Posted Feb 9, 2007 2:49 UTC (Fri) by cjb (guest, #40354) [Link]

I'm genuinely interested. I still don't understand how the GPLv3 can allow the OLPC to use DRM and at the same time prevent Tivo from abusing it.
So, my understanding is that the GPLv3's answer to DRM is to say "Sure, you can build DRM -- after all, you wouldn't have freedom if you couldn't -- but you must give the person who you distribute the code to the freedom to remove the DRM if they wish". That's what Bitfrost tries to do.

How do you think TiVo would claim to be following that, yet abusing it? The methods you mentioned (waiting too long, or charging too much) just aren't ones that we've seen people abuse over the last twenty years; I can't think of a single memorable example of either, so it certainly hasn't been common. If they *do* provide the source+key that gives you full control of the system in a timely manner, then it's Free Software.

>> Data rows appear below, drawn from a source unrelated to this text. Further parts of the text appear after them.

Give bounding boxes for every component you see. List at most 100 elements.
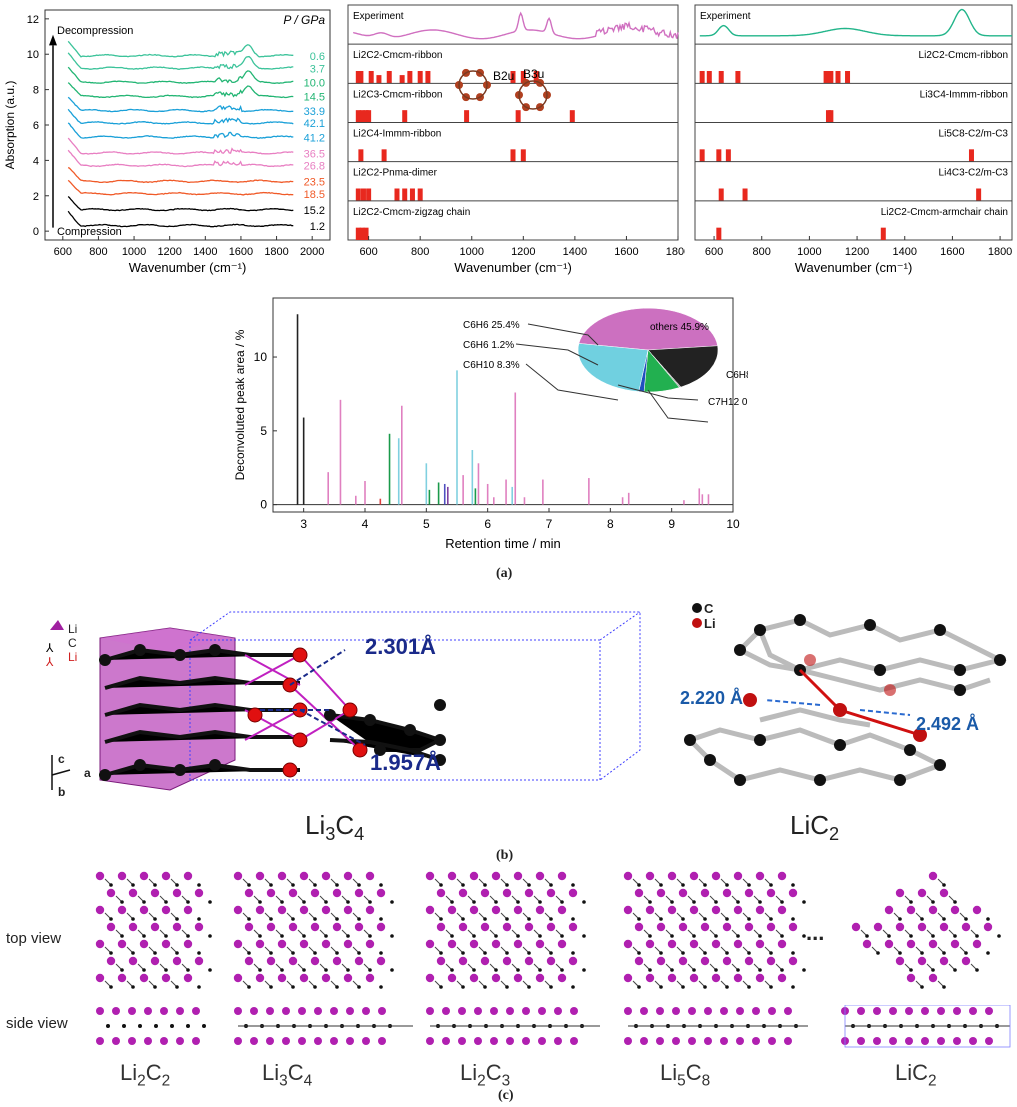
li-atom bbox=[277, 939, 287, 949]
c-atom bbox=[131, 951, 135, 955]
li-atom bbox=[928, 939, 938, 949]
li-atom bbox=[905, 1037, 913, 1045]
li-atom bbox=[788, 888, 798, 898]
y-tick-label: 0 bbox=[260, 498, 267, 512]
peak-bar bbox=[880, 227, 886, 240]
c-atom bbox=[109, 917, 113, 921]
c-atom bbox=[109, 951, 113, 955]
legend-title: P / GPa bbox=[283, 13, 325, 27]
x-tick-label: 1000 bbox=[460, 246, 484, 258]
peak-bar bbox=[355, 227, 361, 240]
li-atom bbox=[139, 939, 149, 949]
c-atom bbox=[931, 900, 935, 904]
li-atom bbox=[720, 1037, 728, 1045]
c-atom bbox=[637, 951, 641, 955]
formula-li2c3: Li2C3 bbox=[460, 1060, 511, 1090]
c-atom bbox=[527, 917, 531, 921]
top-view-lattice-3 bbox=[623, 871, 806, 989]
y-tick-label: 6 bbox=[33, 120, 39, 132]
lattice-top-views bbox=[95, 871, 1001, 989]
li-atom bbox=[777, 905, 787, 915]
li-atom bbox=[255, 973, 265, 983]
li-atom bbox=[736, 1037, 744, 1045]
li3c4-name: Li3C4 bbox=[305, 810, 365, 845]
li-atom bbox=[895, 922, 905, 932]
li-atom bbox=[513, 905, 523, 915]
peak-bar bbox=[699, 149, 705, 162]
c-atom bbox=[986, 951, 990, 955]
c-atom bbox=[379, 985, 383, 989]
li-atom bbox=[474, 1007, 482, 1015]
li-atom bbox=[277, 973, 287, 983]
li-atom bbox=[895, 956, 905, 966]
li-atom bbox=[447, 871, 457, 881]
c-atom bbox=[758, 968, 762, 972]
li-atom bbox=[139, 973, 149, 983]
li-atom bbox=[490, 1037, 498, 1045]
x-tick-label: 800 bbox=[411, 246, 429, 258]
li-atom bbox=[961, 956, 971, 966]
series-label: 41.2 bbox=[304, 132, 325, 144]
c-atom bbox=[986, 917, 990, 921]
li-atom bbox=[266, 1037, 274, 1045]
c-atom bbox=[898, 917, 902, 921]
c-atom bbox=[197, 985, 201, 989]
side-view-label: side view bbox=[6, 1015, 68, 1032]
c-atom bbox=[291, 951, 295, 955]
x-tick-label: 7 bbox=[546, 517, 553, 531]
li-atom bbox=[722, 888, 732, 898]
li-atom bbox=[768, 1037, 776, 1045]
li-atom bbox=[192, 1007, 200, 1015]
li-atom bbox=[288, 956, 298, 966]
axis-a-label: a bbox=[84, 766, 91, 780]
li-atom bbox=[346, 1037, 354, 1045]
li-atom bbox=[568, 956, 578, 966]
leader-line bbox=[525, 363, 619, 401]
peak-bar bbox=[835, 70, 841, 84]
li-atom bbox=[365, 973, 375, 983]
li-atom bbox=[176, 1037, 184, 1045]
li-atom bbox=[645, 905, 655, 915]
c-atom bbox=[582, 968, 586, 972]
series-line-0.6 bbox=[67, 40, 294, 58]
series-line-36.5 bbox=[67, 137, 294, 155]
li-atom bbox=[917, 888, 927, 898]
peak-bar bbox=[510, 70, 516, 84]
li-atom bbox=[522, 1037, 530, 1045]
li-atom bbox=[298, 1007, 306, 1015]
x-tick-label: 8 bbox=[607, 517, 614, 531]
li-atom bbox=[535, 973, 545, 983]
li-atom bbox=[376, 956, 386, 966]
formula-li3c4: Li3C4 bbox=[262, 1060, 313, 1090]
li-atom bbox=[895, 888, 905, 898]
li-atom bbox=[491, 973, 501, 983]
li-atom bbox=[354, 956, 364, 966]
li-atom bbox=[299, 973, 309, 983]
c-atom bbox=[637, 985, 641, 989]
x-tick-label: 2000 bbox=[300, 246, 324, 258]
x-tick-label: 1200 bbox=[845, 246, 869, 258]
li-atom bbox=[95, 939, 105, 949]
c-atom bbox=[975, 934, 979, 938]
c-atom bbox=[538, 934, 542, 938]
li-atom bbox=[634, 922, 644, 932]
li-atom bbox=[906, 973, 916, 983]
c-atom bbox=[571, 985, 575, 989]
li-atom bbox=[939, 922, 949, 932]
li-atom bbox=[937, 1037, 945, 1045]
li-atom bbox=[425, 905, 435, 915]
x-tick-label: 800 bbox=[89, 246, 107, 258]
li-atom bbox=[458, 922, 468, 932]
li-atom bbox=[447, 973, 457, 983]
x-axis-label: Retention time / min bbox=[445, 536, 561, 551]
li-atom bbox=[502, 888, 512, 898]
li-atom bbox=[506, 1037, 514, 1045]
li-atom bbox=[768, 1007, 776, 1015]
li-atom bbox=[711, 973, 721, 983]
li-atom bbox=[144, 1007, 152, 1015]
series-label: 3.7 bbox=[310, 63, 325, 75]
c-atom bbox=[450, 934, 454, 938]
series-label: 23.5 bbox=[304, 177, 325, 189]
li-atom bbox=[688, 1007, 696, 1015]
x-tick-label: 1800 bbox=[264, 246, 288, 258]
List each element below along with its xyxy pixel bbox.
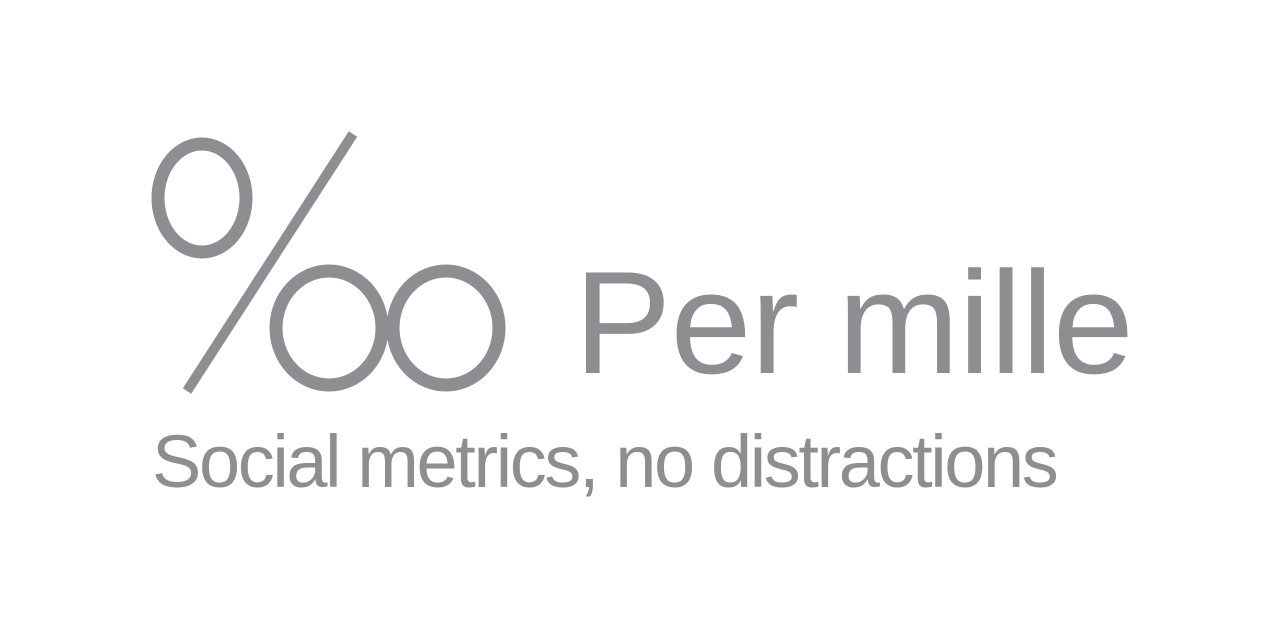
brand-name: Per mille xyxy=(574,241,1134,404)
slash xyxy=(182,131,358,394)
small-ring xyxy=(151,137,253,259)
per-mille-glyph xyxy=(151,131,506,394)
per-mille-sign-icon xyxy=(150,130,515,395)
brand-tagline: Social metrics, no distractions xyxy=(152,420,1059,503)
ring-left xyxy=(269,264,389,392)
ring-right xyxy=(386,264,506,392)
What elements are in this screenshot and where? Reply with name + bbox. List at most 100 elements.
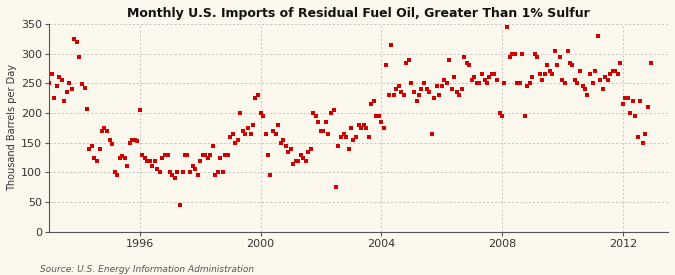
Point bbox=[547, 72, 558, 77]
Point bbox=[51, 84, 62, 89]
Point bbox=[627, 99, 638, 103]
Point bbox=[137, 152, 148, 157]
Point bbox=[418, 81, 429, 86]
Point bbox=[479, 78, 490, 82]
Point bbox=[595, 78, 605, 82]
Point bbox=[481, 81, 492, 86]
Point bbox=[574, 69, 585, 74]
Point bbox=[202, 155, 213, 160]
Point bbox=[235, 111, 246, 115]
Point bbox=[64, 81, 75, 86]
Point bbox=[217, 170, 228, 175]
Point bbox=[429, 96, 439, 100]
Point bbox=[454, 93, 464, 97]
Point bbox=[539, 72, 550, 77]
Point bbox=[333, 144, 344, 148]
Point bbox=[288, 161, 298, 166]
Point bbox=[258, 114, 269, 118]
Point bbox=[529, 51, 540, 56]
Point bbox=[366, 102, 377, 106]
Point bbox=[549, 48, 560, 53]
Point bbox=[341, 134, 352, 139]
Point bbox=[280, 144, 291, 148]
Point bbox=[263, 152, 273, 157]
Point bbox=[373, 114, 384, 118]
Point bbox=[255, 111, 266, 115]
Point bbox=[371, 114, 381, 118]
Point bbox=[456, 87, 467, 92]
Point bbox=[414, 93, 425, 97]
Point bbox=[159, 152, 170, 157]
Point bbox=[600, 75, 611, 79]
Point bbox=[522, 84, 533, 89]
Point bbox=[200, 152, 211, 157]
Point bbox=[602, 78, 613, 82]
Point bbox=[494, 111, 505, 115]
Point bbox=[230, 141, 241, 145]
Point bbox=[572, 81, 583, 86]
Point bbox=[44, 81, 55, 86]
Point bbox=[608, 69, 618, 74]
Point bbox=[542, 63, 553, 68]
Point bbox=[497, 114, 508, 118]
Point bbox=[363, 134, 374, 139]
Point bbox=[391, 87, 402, 92]
Point bbox=[452, 90, 462, 94]
Point bbox=[416, 87, 427, 92]
Point bbox=[97, 129, 107, 133]
Point bbox=[175, 203, 186, 207]
Point bbox=[404, 57, 414, 62]
Point bbox=[167, 173, 178, 178]
Point bbox=[119, 155, 130, 160]
Point bbox=[589, 69, 600, 74]
Point bbox=[232, 138, 243, 142]
Point bbox=[308, 111, 319, 115]
Point bbox=[335, 134, 346, 139]
Point bbox=[74, 54, 85, 59]
Point bbox=[512, 81, 522, 86]
Point bbox=[49, 96, 59, 100]
Point bbox=[318, 129, 329, 133]
Point bbox=[376, 120, 387, 124]
Point bbox=[484, 75, 495, 79]
Point bbox=[134, 108, 145, 112]
Point bbox=[582, 93, 593, 97]
Point bbox=[104, 138, 115, 142]
Point bbox=[489, 72, 500, 77]
Point bbox=[72, 40, 82, 44]
Point bbox=[394, 84, 404, 89]
Point bbox=[205, 152, 215, 157]
Point bbox=[570, 78, 580, 82]
Point bbox=[396, 90, 407, 94]
Point bbox=[111, 173, 122, 178]
Point bbox=[89, 155, 100, 160]
Point bbox=[210, 173, 221, 178]
Point bbox=[562, 48, 573, 53]
Point bbox=[84, 147, 95, 151]
Point bbox=[190, 167, 200, 172]
Point bbox=[250, 96, 261, 100]
Point bbox=[242, 126, 253, 130]
Point bbox=[268, 129, 279, 133]
Point bbox=[207, 144, 218, 148]
Point bbox=[273, 123, 284, 127]
Point bbox=[431, 84, 442, 89]
Point bbox=[434, 93, 445, 97]
Point bbox=[92, 158, 103, 163]
Point bbox=[142, 158, 153, 163]
Point bbox=[635, 99, 646, 103]
Point bbox=[369, 99, 379, 103]
Point bbox=[401, 60, 412, 65]
Point bbox=[69, 37, 80, 41]
Point bbox=[310, 114, 321, 118]
Point bbox=[436, 84, 447, 89]
Point bbox=[552, 63, 563, 68]
Point bbox=[127, 138, 138, 142]
Point bbox=[517, 51, 528, 56]
Point bbox=[194, 158, 205, 163]
Point bbox=[398, 93, 409, 97]
Point bbox=[295, 152, 306, 157]
Point bbox=[303, 149, 314, 154]
Point bbox=[597, 87, 608, 92]
Point bbox=[351, 134, 362, 139]
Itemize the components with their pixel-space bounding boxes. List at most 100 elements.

Bitfrost: the OLPC security model

Posted Feb 9, 2007 11:56 UTC (Fri) by NAR (subscriber, #1313) [Link]

you must give the person who you distribute the code to the freedom to remove the DRM if they wish

I think I get it - the code is distributed to the child, but not to the thief, so the thief can't ask for the key. However, an other thing occured to me. As far as I know, the children can't sell or give away their laptops, i.e. can't distribute it (I could be wrong here). Can they distribute the software (including the OpenBIOS) on the laptop? GPL (even v2) gives them the right, but will the software work on any other laptop (even if they distribute the key, which is part of the software under GPLv3)?